Field of Dreams

By Kit Fox

As a kid, Wataru Ando ’18 used to dream about being a Major Leaguer. But it always was just that—a dream. He loved baseball, but he knew he wasn’t quite talented enough to trot onto a professional diamond. He was happy to indulge his passion for the game as vice president of the College’s club team and in front of a screen on his couch.

Which is why Ando was completely shocked and thrilled when he found himself shaking hands with a man inside a suite at Guaranteed Rate Field on the south side of Chicago one evening this fall.

“Hi, I’m Jerry,” the man said. That would be Jerry Reinsdorf, owner of the Chicago White Sox and Chicago Bulls. Also, Ando’s new boss.

“That was just such a cool moment,” says Ando, who graduated with a degree in mathematics. It became part of a series of cool moments Ando has experienced in the past four months. It might not be the way he envisioned it as a kid, but Ando is now a Major Leaguer.  He got there not through his prowess at hitting a fastball but through his obsession with numbers—and how they can impact the game he loves.

In mid-October, Ando joined the Chicago White Sox as one of the team’s three baseball analysts in the front office. The job is highly coveted and nearly impossible to get, especially for someone only two years out of college. Perhaps the only way Ando got the gig is because he doesn’t view it as a job.

“This is my passion,” he says.

After graduation, he moved to Madison, Wis., to work as a system engineer at a health care company. At night though, he watched baseball with an MLB TV subscription—a gift from his thesis adviser, Evan Fisher, professor of mathematics.

As he watched, he obsessively followed a cadre of statisticians and MLB-obsessives on Twitter who use data to analyze the performance of teams and players across the league. Ando’s degree in math and skill set as a programmer set him up to do some of the exact same analysis that scrolled across his feed.

He started chatting with professional MLB analysts. They told him he had a strong résumé to join their ranks, but he lacked experience directly related to baseball.

So, after getting home from work, he dove into publicly available data, hoping to dig up something that would help him stand out.

Over the course of roughly four months this past spring and summer, he ended up creating a statistical model that can identify underappreciated batters. The basic concept: Every MLB stadium is different, with outfield walls at differing heights and distances from home plate. Which means a home run at one stadium wouldn’t necessarily count as a home run at another stadium.

Ando analyzed more than 100,000 hits from the past three seasons to see if players could be hitting more home runs if they joined a different team.

For example, he found that pro Didi Gregorius hit 51 more home runs in the past three seasons because he plays for the Yankees (which has a shorter right-field wall) than he would have if he played for San Francisco (which has a notoriously high right-field wall). Translation: San Francisco may not ever want to trade for Gregorius.

Ando also discovered that Nicholas Castellanos, who at the time played for the Detroit Tigers, could have hit twice as many home runs if he played at Wrigley Field.

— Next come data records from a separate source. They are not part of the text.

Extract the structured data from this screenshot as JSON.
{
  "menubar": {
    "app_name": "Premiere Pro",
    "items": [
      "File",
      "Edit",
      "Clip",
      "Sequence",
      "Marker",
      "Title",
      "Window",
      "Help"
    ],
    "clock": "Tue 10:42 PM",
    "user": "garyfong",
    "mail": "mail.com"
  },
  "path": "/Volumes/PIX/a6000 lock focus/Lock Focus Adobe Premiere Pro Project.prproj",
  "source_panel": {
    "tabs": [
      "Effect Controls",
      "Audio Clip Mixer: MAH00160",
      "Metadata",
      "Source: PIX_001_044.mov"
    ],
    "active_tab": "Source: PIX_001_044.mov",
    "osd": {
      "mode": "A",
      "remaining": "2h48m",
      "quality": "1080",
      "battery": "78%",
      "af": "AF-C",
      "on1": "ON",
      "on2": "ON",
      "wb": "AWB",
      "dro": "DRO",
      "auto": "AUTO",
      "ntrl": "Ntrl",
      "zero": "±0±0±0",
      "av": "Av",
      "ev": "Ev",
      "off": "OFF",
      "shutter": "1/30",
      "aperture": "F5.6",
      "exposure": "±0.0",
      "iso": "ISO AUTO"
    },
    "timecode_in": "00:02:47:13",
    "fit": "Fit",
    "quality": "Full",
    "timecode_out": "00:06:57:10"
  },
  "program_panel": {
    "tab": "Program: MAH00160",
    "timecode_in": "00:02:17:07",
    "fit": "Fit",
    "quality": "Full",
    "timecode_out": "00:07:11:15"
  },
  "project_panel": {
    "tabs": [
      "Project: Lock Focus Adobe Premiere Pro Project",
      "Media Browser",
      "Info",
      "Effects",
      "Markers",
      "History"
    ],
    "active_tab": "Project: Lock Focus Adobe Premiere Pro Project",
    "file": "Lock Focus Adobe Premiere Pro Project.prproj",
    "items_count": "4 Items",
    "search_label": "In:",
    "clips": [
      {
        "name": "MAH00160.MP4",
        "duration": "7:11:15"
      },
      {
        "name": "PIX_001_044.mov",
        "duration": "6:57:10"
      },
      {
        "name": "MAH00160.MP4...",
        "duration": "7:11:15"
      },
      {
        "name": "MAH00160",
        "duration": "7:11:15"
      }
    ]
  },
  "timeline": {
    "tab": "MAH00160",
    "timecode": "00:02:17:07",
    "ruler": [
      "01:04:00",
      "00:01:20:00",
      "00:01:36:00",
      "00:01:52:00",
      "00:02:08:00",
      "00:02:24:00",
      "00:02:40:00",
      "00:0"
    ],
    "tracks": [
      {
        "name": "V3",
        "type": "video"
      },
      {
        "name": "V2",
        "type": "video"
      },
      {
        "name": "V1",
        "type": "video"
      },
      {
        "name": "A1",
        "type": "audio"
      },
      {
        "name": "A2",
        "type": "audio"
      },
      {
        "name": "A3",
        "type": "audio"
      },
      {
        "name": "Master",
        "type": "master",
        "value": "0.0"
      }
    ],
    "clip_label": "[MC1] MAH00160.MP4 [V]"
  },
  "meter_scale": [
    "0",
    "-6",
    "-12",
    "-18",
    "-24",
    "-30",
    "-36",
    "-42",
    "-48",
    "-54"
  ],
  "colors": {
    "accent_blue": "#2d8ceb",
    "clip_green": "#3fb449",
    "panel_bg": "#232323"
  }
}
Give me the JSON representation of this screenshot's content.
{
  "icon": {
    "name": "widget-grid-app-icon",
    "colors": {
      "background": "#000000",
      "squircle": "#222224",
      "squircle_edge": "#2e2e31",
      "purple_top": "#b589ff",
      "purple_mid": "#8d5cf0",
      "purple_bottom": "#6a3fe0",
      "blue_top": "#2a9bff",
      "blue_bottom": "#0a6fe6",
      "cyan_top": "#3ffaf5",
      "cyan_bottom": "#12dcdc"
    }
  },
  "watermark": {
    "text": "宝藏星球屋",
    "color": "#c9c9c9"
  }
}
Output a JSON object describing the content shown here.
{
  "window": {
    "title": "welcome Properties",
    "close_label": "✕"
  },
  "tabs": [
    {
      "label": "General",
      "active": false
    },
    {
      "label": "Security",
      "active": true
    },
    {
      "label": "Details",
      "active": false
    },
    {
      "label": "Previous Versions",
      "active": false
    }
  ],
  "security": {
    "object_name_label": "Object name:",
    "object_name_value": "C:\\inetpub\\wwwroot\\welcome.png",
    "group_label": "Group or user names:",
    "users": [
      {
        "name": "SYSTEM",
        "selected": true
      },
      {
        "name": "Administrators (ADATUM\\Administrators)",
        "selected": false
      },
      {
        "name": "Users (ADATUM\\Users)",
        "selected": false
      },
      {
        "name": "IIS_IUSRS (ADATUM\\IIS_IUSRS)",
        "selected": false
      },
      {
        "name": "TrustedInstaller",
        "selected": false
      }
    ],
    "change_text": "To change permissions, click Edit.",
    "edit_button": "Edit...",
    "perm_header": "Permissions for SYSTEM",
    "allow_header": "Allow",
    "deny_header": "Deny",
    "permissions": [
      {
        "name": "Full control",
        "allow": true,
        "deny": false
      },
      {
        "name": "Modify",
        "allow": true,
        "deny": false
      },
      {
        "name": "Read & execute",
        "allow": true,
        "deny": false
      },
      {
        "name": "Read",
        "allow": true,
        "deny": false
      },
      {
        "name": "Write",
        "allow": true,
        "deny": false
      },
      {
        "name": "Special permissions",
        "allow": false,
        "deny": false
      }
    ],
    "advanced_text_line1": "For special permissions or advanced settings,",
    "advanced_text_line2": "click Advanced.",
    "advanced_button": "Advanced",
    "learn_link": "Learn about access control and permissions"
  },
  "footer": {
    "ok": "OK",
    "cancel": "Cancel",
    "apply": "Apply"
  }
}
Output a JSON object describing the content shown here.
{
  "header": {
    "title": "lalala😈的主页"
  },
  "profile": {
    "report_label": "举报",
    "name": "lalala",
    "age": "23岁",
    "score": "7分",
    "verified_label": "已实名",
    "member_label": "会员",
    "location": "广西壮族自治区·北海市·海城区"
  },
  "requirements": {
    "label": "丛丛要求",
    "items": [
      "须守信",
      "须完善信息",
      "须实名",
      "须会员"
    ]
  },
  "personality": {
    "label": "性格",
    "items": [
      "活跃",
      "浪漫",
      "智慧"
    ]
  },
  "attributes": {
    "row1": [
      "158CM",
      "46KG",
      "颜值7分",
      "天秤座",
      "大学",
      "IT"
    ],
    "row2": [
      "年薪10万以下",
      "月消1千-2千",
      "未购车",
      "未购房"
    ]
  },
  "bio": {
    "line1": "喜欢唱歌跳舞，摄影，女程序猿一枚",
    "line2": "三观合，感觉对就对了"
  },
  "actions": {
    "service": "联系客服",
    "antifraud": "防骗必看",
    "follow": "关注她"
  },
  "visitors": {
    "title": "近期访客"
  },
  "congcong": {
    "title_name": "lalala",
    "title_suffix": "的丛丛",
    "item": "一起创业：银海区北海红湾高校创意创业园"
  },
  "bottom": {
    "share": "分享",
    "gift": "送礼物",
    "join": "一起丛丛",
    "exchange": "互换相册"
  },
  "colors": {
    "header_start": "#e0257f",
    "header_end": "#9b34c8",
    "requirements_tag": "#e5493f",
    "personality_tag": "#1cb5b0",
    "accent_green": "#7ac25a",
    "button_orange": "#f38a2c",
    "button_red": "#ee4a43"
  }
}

Castellanos was eventually traded to the Cubs, where he has seen a significant uptick in his home run numbers.

“I don’t think the Cubs saw my tweets about this during that time, but it’s cool to see that my theory proved out,” Ando says.

His model was so intriguing that he was accepted to present it at the annual Sabermetrics Conference in Boston—a two-day event for leading professional baseball analysts and superfans. After the 10-minute lecture, Ando was contacted by 10 pro teams. He then applied and had further conversations with the White Sox.

“I got a call on September 3 at 4:46 p.m. from the director of analytics offering the job,” he says. “It was probably the best day of my life.”

Ando spent hundreds of hours as a fan sifting through stats. Now, he says the coolest part of his job is that he gets to do the exact same thing, except this time it actually has an impact on a professional baseball team.

You can’t get this job just liking baseball or math. You have to be really, really passionate.

He will spend the rest of the offseason building new models—these ones are secret to give the White Sox an edge—so that he can recommend underappreciated players that the team will draft or sign as free agents. When the season starts, he will watch from the windows in his office, which overlooks the field.

“I am so much more attached to the White Sox than I was just watching games from my couch,” he says. “You can’t get this job just liking baseball or just liking math. You have to be really, really passionate.”

What he’s really saying? You have to hold on to that dream of becoming a Major Leaguer. Even if it’s through numbers, not hits.